Member representing Ika North East constituency in Delta State house of assembly
- In office 2003–2015

10th Speaker of Delta State house of assembly
- In office 29 July 2010 – 7 June 2011
- Preceded by: Martin Okonta
- Succeeded by: Victor Ochei

Governor of Delta State
- Acting
- In office 10 November 2010 – 10 January 2011
- Preceded by: Emmanuel Uduaghan
- Succeeded by: Emmanuel Uduaghan

Personal details
- Born: Samuel Onyeka Obi 1961 or 1962 (age 64–65)
- Died: April 3, 2021 (aged 59) Asaba, Delta State, Nigeria
- Cause of death: Undisclosed
- Occupation: Politician; pastor;

= Sam Obi =

Nigerian politician and pastor (died 2021)

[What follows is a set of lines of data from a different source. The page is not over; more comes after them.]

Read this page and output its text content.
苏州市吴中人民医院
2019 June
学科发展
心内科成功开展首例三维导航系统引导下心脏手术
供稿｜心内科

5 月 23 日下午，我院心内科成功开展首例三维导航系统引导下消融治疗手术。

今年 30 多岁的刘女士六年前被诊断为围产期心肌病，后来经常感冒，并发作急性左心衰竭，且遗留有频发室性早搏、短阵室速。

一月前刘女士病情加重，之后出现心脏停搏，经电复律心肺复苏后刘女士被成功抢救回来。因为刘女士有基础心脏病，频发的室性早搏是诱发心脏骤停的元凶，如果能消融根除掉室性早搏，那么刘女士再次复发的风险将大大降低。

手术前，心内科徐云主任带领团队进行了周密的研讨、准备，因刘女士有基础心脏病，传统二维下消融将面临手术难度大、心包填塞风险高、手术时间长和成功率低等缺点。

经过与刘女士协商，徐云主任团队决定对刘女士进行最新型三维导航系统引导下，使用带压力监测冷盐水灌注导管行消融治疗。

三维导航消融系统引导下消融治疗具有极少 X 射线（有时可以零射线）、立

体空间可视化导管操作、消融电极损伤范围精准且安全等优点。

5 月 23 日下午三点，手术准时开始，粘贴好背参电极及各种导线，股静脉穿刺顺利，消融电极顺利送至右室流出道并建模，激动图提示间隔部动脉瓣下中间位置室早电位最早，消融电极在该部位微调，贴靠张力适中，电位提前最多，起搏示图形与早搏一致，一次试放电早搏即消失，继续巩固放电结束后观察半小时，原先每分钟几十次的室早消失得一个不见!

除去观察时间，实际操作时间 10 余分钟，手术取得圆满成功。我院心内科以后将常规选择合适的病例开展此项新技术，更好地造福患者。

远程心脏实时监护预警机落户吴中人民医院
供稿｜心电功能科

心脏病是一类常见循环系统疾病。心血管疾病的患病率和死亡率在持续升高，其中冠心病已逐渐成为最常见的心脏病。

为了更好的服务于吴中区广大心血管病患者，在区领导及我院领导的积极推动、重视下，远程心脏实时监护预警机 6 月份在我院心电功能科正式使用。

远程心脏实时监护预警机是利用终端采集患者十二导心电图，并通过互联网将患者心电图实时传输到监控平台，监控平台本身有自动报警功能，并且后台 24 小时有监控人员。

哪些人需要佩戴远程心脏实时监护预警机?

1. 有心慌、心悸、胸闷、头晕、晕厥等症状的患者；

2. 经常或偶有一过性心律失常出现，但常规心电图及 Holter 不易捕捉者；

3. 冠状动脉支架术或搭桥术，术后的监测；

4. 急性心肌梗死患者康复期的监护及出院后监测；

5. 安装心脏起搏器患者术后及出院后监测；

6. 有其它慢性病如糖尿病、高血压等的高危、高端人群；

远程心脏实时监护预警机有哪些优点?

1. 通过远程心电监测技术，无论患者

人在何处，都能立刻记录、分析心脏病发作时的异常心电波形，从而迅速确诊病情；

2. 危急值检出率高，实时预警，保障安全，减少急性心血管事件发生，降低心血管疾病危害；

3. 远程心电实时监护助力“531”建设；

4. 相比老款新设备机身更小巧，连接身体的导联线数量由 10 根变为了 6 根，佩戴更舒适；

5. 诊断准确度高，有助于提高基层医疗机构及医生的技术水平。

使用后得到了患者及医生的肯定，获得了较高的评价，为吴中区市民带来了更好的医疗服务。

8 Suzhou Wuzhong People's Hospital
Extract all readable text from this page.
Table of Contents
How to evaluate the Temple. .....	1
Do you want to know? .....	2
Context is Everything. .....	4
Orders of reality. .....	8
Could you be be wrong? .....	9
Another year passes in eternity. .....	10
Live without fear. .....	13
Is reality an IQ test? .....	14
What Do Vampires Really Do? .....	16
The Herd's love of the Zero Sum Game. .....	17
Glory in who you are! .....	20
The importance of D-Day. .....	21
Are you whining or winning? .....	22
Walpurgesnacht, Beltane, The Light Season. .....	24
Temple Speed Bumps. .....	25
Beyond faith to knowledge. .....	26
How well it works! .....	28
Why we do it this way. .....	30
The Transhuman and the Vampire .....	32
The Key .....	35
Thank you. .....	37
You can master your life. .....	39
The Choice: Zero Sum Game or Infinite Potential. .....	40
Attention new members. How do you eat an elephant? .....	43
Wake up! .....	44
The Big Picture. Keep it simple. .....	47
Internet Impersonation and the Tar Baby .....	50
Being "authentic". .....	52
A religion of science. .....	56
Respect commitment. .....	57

Samuel Onyeka Obi (1962 – 3 April 2021) was a Nigerian politician who served as acting governor of Delta State between 10 November 2010 and 10 January 2011. He also served as speaker Delta State House of Assembly.

==Career==
Obi started his political career as a councillor, before becoming a local government chairman in Delta State. During the first term of the former governor of Delta State James Ibori, he served as the chairman, board of directors of The Pointer Newspaper which was owned by the Delta State government. In 2003, he contested and won a seat in the Delta State house of assembly, representing Ika North East and served for three terms which ended in 2015. On 29 July 2010, he was elected as the 10th speaker of Delta State house of assembly to replace the 9th speaker Martin Okonta representing Ika South constituency who was removed by the Court of appeal, Abuja on 12 May 2010.

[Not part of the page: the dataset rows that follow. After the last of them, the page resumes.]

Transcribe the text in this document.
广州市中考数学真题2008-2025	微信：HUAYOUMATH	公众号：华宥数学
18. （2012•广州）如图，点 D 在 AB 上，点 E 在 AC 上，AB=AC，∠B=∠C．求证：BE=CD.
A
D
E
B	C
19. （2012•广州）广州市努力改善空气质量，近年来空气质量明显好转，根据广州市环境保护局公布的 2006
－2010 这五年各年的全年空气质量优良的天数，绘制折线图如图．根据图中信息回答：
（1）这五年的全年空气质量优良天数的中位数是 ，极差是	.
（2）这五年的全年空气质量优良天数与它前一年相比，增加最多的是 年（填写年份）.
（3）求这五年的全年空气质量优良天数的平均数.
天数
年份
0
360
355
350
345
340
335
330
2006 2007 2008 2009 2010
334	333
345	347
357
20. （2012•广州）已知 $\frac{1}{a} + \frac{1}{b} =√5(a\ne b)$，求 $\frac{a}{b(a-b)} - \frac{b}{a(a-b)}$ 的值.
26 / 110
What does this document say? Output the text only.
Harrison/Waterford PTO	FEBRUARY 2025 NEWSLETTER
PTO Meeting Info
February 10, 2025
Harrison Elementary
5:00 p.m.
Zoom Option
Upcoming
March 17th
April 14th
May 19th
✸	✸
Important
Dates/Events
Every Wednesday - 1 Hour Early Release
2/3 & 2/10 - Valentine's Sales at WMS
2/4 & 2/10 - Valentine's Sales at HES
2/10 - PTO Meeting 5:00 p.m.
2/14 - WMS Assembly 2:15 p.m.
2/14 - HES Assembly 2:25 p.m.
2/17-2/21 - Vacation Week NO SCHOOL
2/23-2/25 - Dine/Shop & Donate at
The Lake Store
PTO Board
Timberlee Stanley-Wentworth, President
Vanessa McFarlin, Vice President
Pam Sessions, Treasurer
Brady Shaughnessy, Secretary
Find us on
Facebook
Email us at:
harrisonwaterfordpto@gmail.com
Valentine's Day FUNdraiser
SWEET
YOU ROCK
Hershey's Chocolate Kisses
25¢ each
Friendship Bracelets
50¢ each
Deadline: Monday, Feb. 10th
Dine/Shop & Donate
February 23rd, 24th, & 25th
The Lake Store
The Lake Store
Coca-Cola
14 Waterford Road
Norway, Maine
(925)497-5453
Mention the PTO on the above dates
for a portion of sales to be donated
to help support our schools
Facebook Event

On 10 November 2010, he became the acting governor of Delta State after the Court of Appeal, Benin annulled the 2007 Delta State gubernatorial election that produced the governor of the state Emmanuel Uduaghan. The Court of Appeal, Benin nullified the election on 9 November 2010 and ordered a re-run within 90 days. On 10 January 2011, Obi handed over to Emmanuel Uduaghan after he won the by-election that was held on 6 January 2011. On 7 June 2011, he was replaced by Victor Ochei representing Aniocha North constituency as the 11th speaker of Delta State house of assembly after he nominated him to replace him. He served as a special adviser in the first term of the governor of Delta State Ifeanyi Okowa and left in 2019.

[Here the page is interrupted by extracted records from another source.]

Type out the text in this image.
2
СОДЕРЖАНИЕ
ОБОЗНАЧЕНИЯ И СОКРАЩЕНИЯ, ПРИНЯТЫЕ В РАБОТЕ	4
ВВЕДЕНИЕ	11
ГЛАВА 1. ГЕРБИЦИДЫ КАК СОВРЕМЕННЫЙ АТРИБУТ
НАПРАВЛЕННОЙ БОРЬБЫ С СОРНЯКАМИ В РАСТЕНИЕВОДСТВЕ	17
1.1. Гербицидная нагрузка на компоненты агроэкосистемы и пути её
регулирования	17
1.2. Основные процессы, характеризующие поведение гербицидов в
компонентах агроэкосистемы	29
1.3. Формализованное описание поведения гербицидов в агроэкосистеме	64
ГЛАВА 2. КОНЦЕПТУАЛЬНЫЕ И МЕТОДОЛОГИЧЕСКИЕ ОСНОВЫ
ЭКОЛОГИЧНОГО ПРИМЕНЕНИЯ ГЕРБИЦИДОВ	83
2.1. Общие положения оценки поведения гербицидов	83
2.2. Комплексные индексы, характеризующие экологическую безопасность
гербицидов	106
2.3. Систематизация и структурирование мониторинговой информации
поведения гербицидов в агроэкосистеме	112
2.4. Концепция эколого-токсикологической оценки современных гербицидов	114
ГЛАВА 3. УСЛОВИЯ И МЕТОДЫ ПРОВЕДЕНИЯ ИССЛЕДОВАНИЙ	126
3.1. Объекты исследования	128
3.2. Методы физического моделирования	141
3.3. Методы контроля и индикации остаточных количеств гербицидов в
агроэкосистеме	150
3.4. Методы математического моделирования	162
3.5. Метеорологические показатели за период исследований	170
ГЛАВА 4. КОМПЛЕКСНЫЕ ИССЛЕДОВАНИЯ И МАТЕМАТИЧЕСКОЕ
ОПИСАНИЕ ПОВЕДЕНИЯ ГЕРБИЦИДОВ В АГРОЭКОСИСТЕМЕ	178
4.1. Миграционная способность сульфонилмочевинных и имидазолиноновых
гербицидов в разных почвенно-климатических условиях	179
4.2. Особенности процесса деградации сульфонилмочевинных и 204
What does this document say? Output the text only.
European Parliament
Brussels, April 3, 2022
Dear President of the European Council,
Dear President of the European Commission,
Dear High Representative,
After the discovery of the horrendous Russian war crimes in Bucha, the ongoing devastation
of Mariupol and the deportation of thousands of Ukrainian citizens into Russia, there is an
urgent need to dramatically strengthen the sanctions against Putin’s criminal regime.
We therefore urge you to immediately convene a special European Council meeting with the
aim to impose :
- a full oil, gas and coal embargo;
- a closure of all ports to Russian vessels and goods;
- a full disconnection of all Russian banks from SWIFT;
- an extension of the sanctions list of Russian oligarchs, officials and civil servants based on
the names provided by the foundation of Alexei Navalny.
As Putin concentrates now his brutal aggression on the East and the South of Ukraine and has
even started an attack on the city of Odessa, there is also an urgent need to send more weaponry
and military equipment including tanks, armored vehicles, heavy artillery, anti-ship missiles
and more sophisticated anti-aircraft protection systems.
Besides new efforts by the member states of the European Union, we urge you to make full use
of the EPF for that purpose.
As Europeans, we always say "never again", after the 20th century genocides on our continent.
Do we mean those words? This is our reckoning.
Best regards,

Later in his life, he founded the Oracle of God Ministries Church, Asaba where he was the general overseer until his death.

==Personal life==
Obi is from Ibiegwa quarters, Ute-Okpu, Ika North East, Delta State, Nigeria. He was a prince and member of Ute-Okpu royal family. His elder brother HRM Obi Solomon Chukwuka I is the current Obi of Ute-Okpu kingdom.

==Death==
Obi died on 3 April 2021, at his residence in Asaba, Delta State, Nigeria after a brief illness.